Alan Shipnuck, senior writer (@Alan_Shipnuck): I think 50/50 is optimistic, to say the least. I deeply hope widespread testing is available by the beginning of June, but right now we’re barely scratching the surface nationally. Can that change in five weeks? I’m dubious.

Josh Sens, senior writer (@JoshSens): Not out of the question but seems ambitious. If it’s not easy for everyone in the country to get tested by that point, how will it look for a bunch of professional golfers to have ready access to the test? There are plenty of factors to consider beyond testing, as well, as players come in from far and wide for the event and then scatter to various locations before getting back together for the next event. Other sports have talked about creating bubble-like environments, with competitions kept to single venues and athletes housed in a consistent location. Is that what the Tour is going to ask of the players? Will they be allowed to go home and then come back out again? I’m hoping it can happen, but at this point, there are far more questions than answers.

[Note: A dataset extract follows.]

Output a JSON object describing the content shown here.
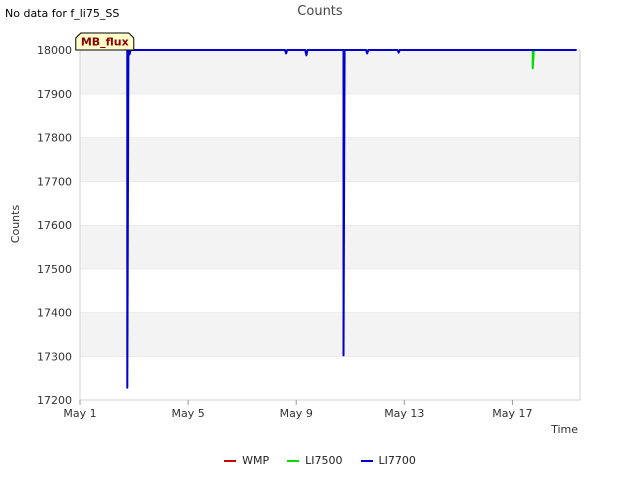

Josh Berhow, managing editor (@Josh_Berhow): I don’t think it happens. The pessimistic side of me thinks there is just too much room for error right now, and, more importantly, this needs to be 100 percent safe for players, caddies, staffers, etc., and if it’s not, it’s not worth the risk and bad PR. To me, it just seems like there’s too much that needs to happen and go right to hold a sporting event by then, even one like golf, where social distancing is easier by nature. That said, I’ve never wanted to be proven wrong more in my life.

Dylan Dethier, senior writer (@dylan_dethier): To me, the trickiest piece doesn’t seem like the first tournament but actually the second. It’s one thing to post up at a venue for a while — it’s another to get the whole traveling circus to the next city, the next week. Fingers crossed.

2. Former PGA Tour player Ian Leggatt, speaking with scoregolf.com, questioned the safety and practicality of the Tour’s decision. “I’m not a big fan of where they’re heading,” he said of the Tour. “I don’t think anyone understands the real guidelines or how difficult this is going to be.” What lingering questions do you have and what’s the best way to solve them?

Zak: How much testing can the PGA Tour do that doesn’t come at the cost of testing elsewhere? Aka, can the PGA Tour acquire enough testing resources that it wouldn’t be taking away from other more necessary testing? Best way to do that, I’d imagine, is to work constantly with the federal and local governments in each location where the Tour plans to play. Like I said above, this still feels like a pipe dream, but we gotta have dreams, right?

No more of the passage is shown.